Era un mal chiste pero Vitelio se las arregló para esbozar una breve sonrisa antes de saludar y abandonar la tienda del legado. Vespasiano se dejó caer en su taburete y maldijo a Plautio con toda la vehemencia que su frustración y desesperanza pudieron reunir. Era perfectamente consciente de hasta qué punto su estado de agotamiento condicionaba su estado de ánimo: ¿cuándo fue la última vez que había dormido? Hacía dos días, y sólo fue un breve descanso entre el ataque de las fortificaciones del río y cuando dio las órdenes para esa última fase del avance. Le dolía todo el cuerpo, le escocían los Ojos y le costaba mucho esfuerzo concentrarse. De algún insidioso recoveco de su mente surgió el deseo de cerrar los ojos sólo un momento, no más. Sólo un momento para que desapareciera la sensación de escozor. En cuanto se hizo la sugerencia sus párpados se cerraron y su cuerpo se abandonó a la cálida oleada de relajación que él le permitió. Nada más que un momento, se recordó a sí mismo vagamente.

– ¡Señor! -Alguien le zarandeaba el hombro con suavidad. En sólo un instante Vespasiano se despertó por completo y se dio cuenta de lo que había ocurrido. Desató en silencio su furia contra sí mismo. El ordenanza que lo había despertado retrocedió respetuosamente ante su airada expresión. ¿Cuánto tiempo había dormido? No osó preguntárselo al ordenanza, que sospecharía de una debilidad muy humana en su legado. Al dirigir la mirada más allá de aquel hombre, Vespasiano vio que un pálido resplandor bordeaba la parte inferior de la tienda y se filtraba por las rendijas de los faldones cerrados. Por lo tanto, no hacía mucho que había amanecido. Con eso su vergüenza se mitigó.

– ¿Están reunidos mis oficiales? -Sí, señor. Le están esperando en la tienda de oficiales, Algunos todavía no han regresado del pantano, pero en cuanto lleguen les diré que acudan ante usted, señor.

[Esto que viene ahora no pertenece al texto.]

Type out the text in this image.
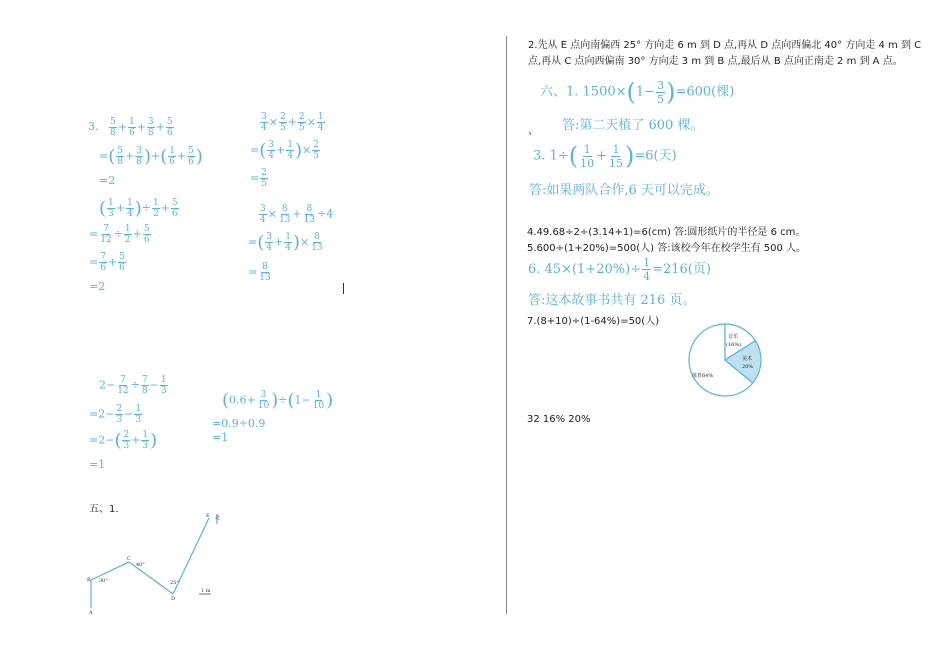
3. $\frac{5}{8} + \frac{1}{6} + \frac{3}{8} + \frac{5}{6}$
=( $\frac{5}{8} + \frac{3}{8}$ )+( $\frac{1}{6} + \frac{5}{6}$ )
=2
$\frac{3}{4} \times \frac{2}{5} + \frac{2}{5} \times \frac{1}{4}$
=( $\frac{3}{4} + \frac{1}{4}$ )× $\frac{2}{5}$
= $\frac{2}{5}$
( $\frac{1}{3} + \frac{1}{4}$ )÷ $\frac{1}{2} + \frac{5}{6}$
= $\frac{7}{12} \div \frac{1}{2} + \frac{5}{6}$
= $\frac{7}{6} + \frac{5}{6}$
=2
$\frac{3}{4} \times \frac{8}{13} + \frac{8}{13} \div 4$
=( $\frac{3}{4} + \frac{1}{4}$ )× $\frac{8}{13}$
= $\frac{8}{13}$
$2- \frac{7}{12} \div \frac{7}{8} - \frac{1}{3}$
$=2- \frac{2}{3} - \frac{1}{3}$
$=2-( \frac{2}{3} + \frac{1}{3}$ )
=1
$(0.6+ \frac{3}{10} )\div(1- \frac{1}{10}$ )
=0.9÷0.9
=1
五、1.
B
C
D
E
A
北
1 m
30°
40°
25°
2.先从 E 点向南偏西 25° 方向走 6 m 到 D 点,再从 D 点向西偏北 40° 方向走 4 m 到 C
点,再从 C 点向西偏南 30° 方向走 3 m 到 B 点,最后从 B 点向正南走 2 m 到 A 点。
六、1. $1500\times(1- \frac{3}{5} )=600$(棵)
、 答:第二天植了 600 棵。
3. $1\div( \frac{1}{10} + \frac{1}{15} )=6$(天)
答:如果两队合作,6 天可以完成。
4.49.68÷2÷(3.14+1)=6(cm) 答:圆形纸片的半径是 6 cm。
5.600÷(1+20%)=500(人) 答:该校今年在校学生有 500 人。
6. $45\times(1+20\%)\div \frac{1}{4} =216$(页)
答:这本故事书共有 216 页。
7.(8+10)÷(1-64%)=50(人)
音乐
(16%)
美术
20%
体育64%
32 16% 20%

– Muy bien. Ahora déjame solo. El ordenanza saludó y desapareció en silencio por entre los faldones de la tienda. Al instante, Vespasiano se pegó un puñetazo en la pierna y se maldijo con amargo reproche. ¡Mira que quedarse dormido en un momento como aquél! Haber cedido ante tal debilidad cuando su reputación y la de su legión iban a ponerse a prueba de forma extraordinaria. Era algo imperdonable y decidió fervientemente no dejar que volviera a ocurrir.

Se puso en pie, se alisó la túnica y se dirigió hacia el pequeño jarro y el cuenco de bronce que había en una esquina. Se vació el contenido del jarro en la cabeza. Lo habían llenado de agua sacada directamente del río durante la noche y todavía estaba lo bastante fresca para que sus sentidos pudieran volver a un estado más consciente. Se enderezó se secó y se peinó el mojado cabello negro con las manos para ponerlo en su sitio. Una rápida ojeada al espejo de bronce pulido reveló una barba de tres días que le raspó la palma de la mano cuando se la pasó por la mejilla. La barba, los Ojos hundidos y su demacrado semblante se combinaban para darle el aspecto de uno de esos pobres desgraciados de los bajos fondos que mendigaban en el exterior del Circo Máximo de Roma. Pero no había tiempo para un arreglo cosmético y se consoló pensando que sus oficiales del Estado Mayor tendrían un aspecto igual de descuidado.